1. Download the exe and Run Successfully
Open the website https://ollama.com/download
Click Download. After the download is complete, double-click to open the installation interface, and click Install
to complete the installation.
After completion, a black or blue window will automatically pop up. Enter the 3 words ollama run qwen
and press Enter. This will automatically download the Tongyi Qianwen model.
Wait for the model download to finish. No proxy is required, and the speed is quite fast.
The model will automatically run after the download is complete. When the progress reaches 100% and the "Success" character is displayed, it means that the model has been successfully run, and it also means that the Tongyi Qianwen large model installation and deployment are all completed, and you can use it happily. Isn't it super simple?
The default API endpoint address is http://localhost:11434
If the window is closed, how do I open it again? It's also very simple. Click the computer's start menu, find "Command Prompt" or "Windows PowerShell" (or directly press
Win+q
and type cmd to search), click to open it, and enterollama run qwen
to complete the process.
2. Use Directly in the Console Command Window
As shown in the figure, when this interface is displayed, you can actually enter text directly in the window to start using it.
3. Of course, this interface may not be very friendly, so let's get a friendly UI.
Open the website https://chatboxai.app/zh and click Download.
Double-click after downloading and wait for the interface window to open automatically.
Click "Start Settings". In the pop-up overlay, click the top Model, select "Ollama" in the AI Model Provider, fill in the API domain address http://localhost:11434
, select Qwen:latest
in the Model drop-down menu, and then save it.
The usage interface displayed after saving. Use your imagination and use it freely.
4. Fill in the API to the Video Translation and Dubbing Software
Open Menu--Settings--Compatible with OpenAI and Local Large Models, add a model
,qwen
in the middle text box, as shown below, and then select the model.Fill in
http://localhost:11434/v1
in the API URL, and fill in the SK arbitrarily, such as 1234.Test if it is successful, save it if it is successful, and go to use it.
5. What Other Models Can Be Used?
In addition to Tongyi Qianwen, there are many models that can be used.

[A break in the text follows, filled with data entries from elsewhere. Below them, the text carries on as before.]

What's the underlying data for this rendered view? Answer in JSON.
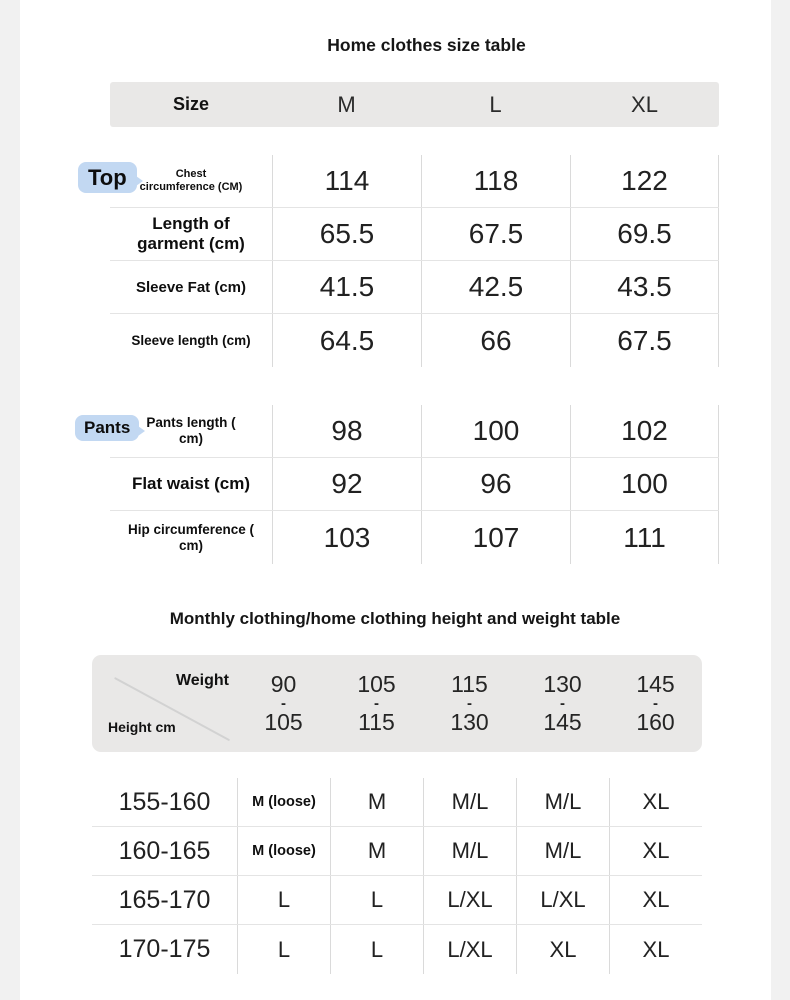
{
  "titles": {
    "size_table": "Home clothes size table",
    "height_weight_table": "Monthly clothing/home clothing height and weight table"
  },
  "size_table": {
    "header": {
      "size_label": "Size",
      "columns": [
        "M",
        "L",
        "XL"
      ]
    },
    "top_tag": "Top",
    "pants_tag": "Pants",
    "top_rows": [
      {
        "label_lines": [
          "Chest",
          "circumference (CM)"
        ],
        "values": [
          "114",
          "118",
          "122"
        ]
      },
      {
        "label_lines": [
          "Length of",
          "garment (cm)"
        ],
        "values": [
          "65.5",
          "67.5",
          "69.5"
        ]
      },
      {
        "label_lines": [
          "Sleeve Fat (cm)"
        ],
        "values": [
          "41.5",
          "42.5",
          "43.5"
        ]
      },
      {
        "label_lines": [
          "Sleeve length (cm)"
        ],
        "values": [
          "64.5",
          "66",
          "67.5"
        ]
      }
    ],
    "pants_rows": [
      {
        "label_lines": [
          "Pants length (",
          "cm)"
        ],
        "values": [
          "98",
          "100",
          "102"
        ]
      },
      {
        "label_lines": [
          "Flat waist (cm)"
        ],
        "values": [
          "92",
          "96",
          "100"
        ]
      },
      {
        "label_lines": [
          "Hip circumference (",
          "cm)"
        ],
        "values": [
          "103",
          "107",
          "111"
        ]
      }
    ]
  },
  "height_weight_table": {
    "corner": {
      "weight_label": "Weight",
      "height_label": "Height cm"
    },
    "weight_columns": [
      [
        "90",
        "-",
        "105"
      ],
      [
        "105",
        "-",
        "115"
      ],
      [
        "115",
        "-",
        "130"
      ],
      [
        "130",
        "-",
        "145"
      ],
      [
        "145",
        "-",
        "160"
      ]
    ],
    "rows": [
      {
        "height_range": "155-160",
        "values": [
          "M (loose)",
          "M",
          "M/L",
          "M/L",
          "XL"
        ]
      },
      {
        "height_range": "160-165",
        "values": [
          "M (loose)",
          "M",
          "M/L",
          "M/L",
          "XL"
        ]
      },
      {
        "height_range": "165-170",
        "values": [
          "L",
          "L",
          "L/XL",
          "L/XL",
          "XL"
        ]
      },
      {
        "height_range": "170-175",
        "values": [
          "L",
          "L",
          "L/XL",
          "XL",
          "XL"
        ]
      }
    ]
  },
  "colors": {
    "tag_bg": "#c2d8f2",
    "header_bg": "#e9e8e7",
    "side_strip": "#f1f1f1",
    "row_divider": "#e4e4e4",
    "column_divider": "#dadada"
  }
}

The usage method is just as simple, just 3 words ollama run model name
.
Open this address https://ollama.com/library to see all the model names. If you want to use a model, copy the name, and then execute ollama run model name
.
Remember how to open the command window? Click the start menu and find Command Prompt
or Windows PowerShell
.
For example, I want to install the openchat
model.
Open Command Prompt
, enter ollama run openchat
, press Enter, and then wait until Success is displayed.
Important Notes:
Most AI translation channels may limit the number of requests per minute. If an error message indicating that the request frequency has been exceeded appears during use, you can click "Translation Channel↓" on the software's main interface and change the pause seconds to 10 in the pop-up window. This means waiting 10 seconds after each translation before initiating the next translation request, with a maximum of 6 times per minute to prevent exceeding the frequency limit.
If the selected model is not intelligent enough, especially if the locally deployed model is limited by hardware resources and is usually smaller, it may not be able to accurately return translated text in the required format according to the instruction requirements, and there may be too many blank lines in the translation results. At this time, you can try using a larger model, or open Menu--Tools/Options--Advanced Options--Send Complete Subtitle Content when using AI translation and uncheck the box.